Para obter mais informações, leia a página da Web Serviços de Rede

Depois de concluir o desenvolvimento de seu aplicativo ou serviço de nuvem, você está pronto para compilar, carregar e implantar o aplicativo no Azure. Há quatro diferentes cenários de implantação:

  • Nova implantação

  • Alteração de configuração

  • Atualização incremental de código

  • Atualização principal

Para obter mais informações, leia "Como Gerenciar Serviços de Nuvem", "Gerenciar Implantações no Azure" e "Gerenciar seus Serviços".
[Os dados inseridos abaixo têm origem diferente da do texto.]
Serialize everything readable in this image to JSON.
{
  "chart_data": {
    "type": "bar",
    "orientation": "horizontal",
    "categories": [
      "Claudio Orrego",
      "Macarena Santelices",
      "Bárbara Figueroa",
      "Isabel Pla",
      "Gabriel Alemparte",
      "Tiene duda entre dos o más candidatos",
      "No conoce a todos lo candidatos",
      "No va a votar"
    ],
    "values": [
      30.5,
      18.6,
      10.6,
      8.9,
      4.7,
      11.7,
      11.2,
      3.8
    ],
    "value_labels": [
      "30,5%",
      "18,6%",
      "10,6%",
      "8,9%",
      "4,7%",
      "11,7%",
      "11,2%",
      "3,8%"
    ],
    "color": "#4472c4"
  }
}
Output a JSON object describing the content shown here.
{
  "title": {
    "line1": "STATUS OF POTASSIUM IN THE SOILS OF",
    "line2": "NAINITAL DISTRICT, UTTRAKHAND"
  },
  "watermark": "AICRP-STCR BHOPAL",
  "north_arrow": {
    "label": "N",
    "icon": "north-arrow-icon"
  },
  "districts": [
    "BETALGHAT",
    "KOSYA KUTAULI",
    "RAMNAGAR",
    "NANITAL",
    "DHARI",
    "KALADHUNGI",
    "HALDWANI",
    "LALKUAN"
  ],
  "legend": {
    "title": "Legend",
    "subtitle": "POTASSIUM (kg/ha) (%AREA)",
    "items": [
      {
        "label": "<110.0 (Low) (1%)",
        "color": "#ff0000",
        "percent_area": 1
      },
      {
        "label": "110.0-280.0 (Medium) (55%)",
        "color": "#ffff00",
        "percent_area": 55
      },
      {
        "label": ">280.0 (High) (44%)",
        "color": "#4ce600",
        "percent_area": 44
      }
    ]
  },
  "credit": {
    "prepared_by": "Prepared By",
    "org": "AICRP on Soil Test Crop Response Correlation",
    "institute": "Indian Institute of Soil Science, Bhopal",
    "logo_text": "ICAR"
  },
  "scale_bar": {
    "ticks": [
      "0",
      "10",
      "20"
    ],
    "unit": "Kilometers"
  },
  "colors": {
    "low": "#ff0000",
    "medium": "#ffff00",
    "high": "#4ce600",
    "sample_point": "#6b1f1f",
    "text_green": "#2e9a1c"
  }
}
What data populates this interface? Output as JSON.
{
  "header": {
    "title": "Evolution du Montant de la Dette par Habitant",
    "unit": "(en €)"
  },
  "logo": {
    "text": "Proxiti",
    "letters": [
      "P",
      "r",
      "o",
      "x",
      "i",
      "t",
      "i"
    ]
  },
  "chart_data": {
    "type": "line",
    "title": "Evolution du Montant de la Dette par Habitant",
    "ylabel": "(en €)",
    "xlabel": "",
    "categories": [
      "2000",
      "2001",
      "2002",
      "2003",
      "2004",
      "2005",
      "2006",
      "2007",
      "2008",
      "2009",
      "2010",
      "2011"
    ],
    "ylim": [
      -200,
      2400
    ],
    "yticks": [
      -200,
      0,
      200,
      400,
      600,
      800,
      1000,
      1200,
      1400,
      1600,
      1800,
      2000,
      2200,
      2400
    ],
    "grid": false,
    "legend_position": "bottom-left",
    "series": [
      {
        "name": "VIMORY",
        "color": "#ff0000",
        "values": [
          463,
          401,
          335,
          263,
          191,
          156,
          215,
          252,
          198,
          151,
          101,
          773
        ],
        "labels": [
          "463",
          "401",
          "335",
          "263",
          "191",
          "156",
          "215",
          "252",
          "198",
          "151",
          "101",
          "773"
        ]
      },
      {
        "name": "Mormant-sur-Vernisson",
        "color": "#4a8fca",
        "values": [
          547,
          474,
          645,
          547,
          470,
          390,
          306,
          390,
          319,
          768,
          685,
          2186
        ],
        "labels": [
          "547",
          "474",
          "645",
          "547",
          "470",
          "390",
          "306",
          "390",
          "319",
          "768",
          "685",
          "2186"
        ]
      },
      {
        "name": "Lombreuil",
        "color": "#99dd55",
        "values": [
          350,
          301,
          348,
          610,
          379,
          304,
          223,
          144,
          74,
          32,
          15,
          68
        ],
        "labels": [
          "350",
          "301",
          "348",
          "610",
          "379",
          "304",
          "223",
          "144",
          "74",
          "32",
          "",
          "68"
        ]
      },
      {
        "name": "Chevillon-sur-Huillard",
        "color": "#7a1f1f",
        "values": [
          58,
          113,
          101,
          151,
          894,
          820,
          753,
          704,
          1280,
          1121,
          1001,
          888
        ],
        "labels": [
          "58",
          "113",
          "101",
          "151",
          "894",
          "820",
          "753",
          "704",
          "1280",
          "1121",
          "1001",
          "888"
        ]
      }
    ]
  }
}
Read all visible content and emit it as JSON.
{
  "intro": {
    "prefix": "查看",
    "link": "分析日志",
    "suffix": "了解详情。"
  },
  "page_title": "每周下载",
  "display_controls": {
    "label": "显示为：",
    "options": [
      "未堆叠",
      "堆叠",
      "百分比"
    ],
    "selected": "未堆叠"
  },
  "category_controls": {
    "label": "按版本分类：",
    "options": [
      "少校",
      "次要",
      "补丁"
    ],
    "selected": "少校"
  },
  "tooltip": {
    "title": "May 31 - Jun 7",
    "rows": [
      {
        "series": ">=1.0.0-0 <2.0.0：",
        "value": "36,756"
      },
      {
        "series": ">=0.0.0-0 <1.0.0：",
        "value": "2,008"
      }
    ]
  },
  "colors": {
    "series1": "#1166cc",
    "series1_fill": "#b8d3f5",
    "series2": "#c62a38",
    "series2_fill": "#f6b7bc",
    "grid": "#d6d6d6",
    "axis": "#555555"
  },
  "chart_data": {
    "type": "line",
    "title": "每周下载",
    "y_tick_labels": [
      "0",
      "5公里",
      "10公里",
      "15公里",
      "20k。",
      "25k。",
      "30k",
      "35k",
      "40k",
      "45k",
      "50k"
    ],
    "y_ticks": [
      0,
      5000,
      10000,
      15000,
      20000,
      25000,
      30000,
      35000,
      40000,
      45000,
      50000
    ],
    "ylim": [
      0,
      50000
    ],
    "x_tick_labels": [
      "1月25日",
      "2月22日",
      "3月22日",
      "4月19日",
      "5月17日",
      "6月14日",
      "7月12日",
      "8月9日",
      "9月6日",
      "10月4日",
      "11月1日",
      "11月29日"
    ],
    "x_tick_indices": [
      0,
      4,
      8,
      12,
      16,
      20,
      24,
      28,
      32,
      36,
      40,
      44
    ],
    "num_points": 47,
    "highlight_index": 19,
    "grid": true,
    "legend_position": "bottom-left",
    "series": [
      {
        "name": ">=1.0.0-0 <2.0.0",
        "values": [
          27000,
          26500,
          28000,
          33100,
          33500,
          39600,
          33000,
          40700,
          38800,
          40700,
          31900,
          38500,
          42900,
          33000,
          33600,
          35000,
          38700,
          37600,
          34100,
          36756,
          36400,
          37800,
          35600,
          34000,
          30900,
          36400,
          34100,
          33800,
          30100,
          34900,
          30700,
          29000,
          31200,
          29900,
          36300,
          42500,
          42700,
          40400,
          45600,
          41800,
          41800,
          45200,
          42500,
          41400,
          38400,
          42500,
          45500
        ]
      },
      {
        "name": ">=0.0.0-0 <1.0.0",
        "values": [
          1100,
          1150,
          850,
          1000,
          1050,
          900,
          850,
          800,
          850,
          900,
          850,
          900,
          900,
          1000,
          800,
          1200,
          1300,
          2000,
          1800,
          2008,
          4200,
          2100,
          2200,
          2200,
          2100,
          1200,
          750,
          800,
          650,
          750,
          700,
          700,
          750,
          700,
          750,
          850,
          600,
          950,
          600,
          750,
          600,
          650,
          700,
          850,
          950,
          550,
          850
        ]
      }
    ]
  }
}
É possível configurar várias implantações usando uma assinatura do Azure para suportar o desenvolvimento, teste, QA, preparo, etc., o Azure também permite que você configure uma conta do Azure para acessar várias assinaturas. Você pode, ainda, criar ambientes separados de desenvolvimento e teste, com assinaturas próprias de cada um, para seu aplicativo do Azure. Nesse caso, implante seu serviço primeiro em uma assinatura de teste e, em seguida, em uma assinatura de produção. Quando você estiver pronto para seu serviço ficar ativo, pode ir para o ambiente de produção. Depois de implantar o serviço de nuvem em uma assinatura de produção, você poderá usar o ambiente de preparo para testes contínuos.

O Azure permite configurar seu aplicativo para escalar verticalmente ou reduzir verticalmente para corresponder às demandas atuais e minimizar os custos. Para ativar esse recurso, use as regras e programações de "dimensionamento automático". Para obter mais informações, leia "Como Dimensionar um Aplicativo".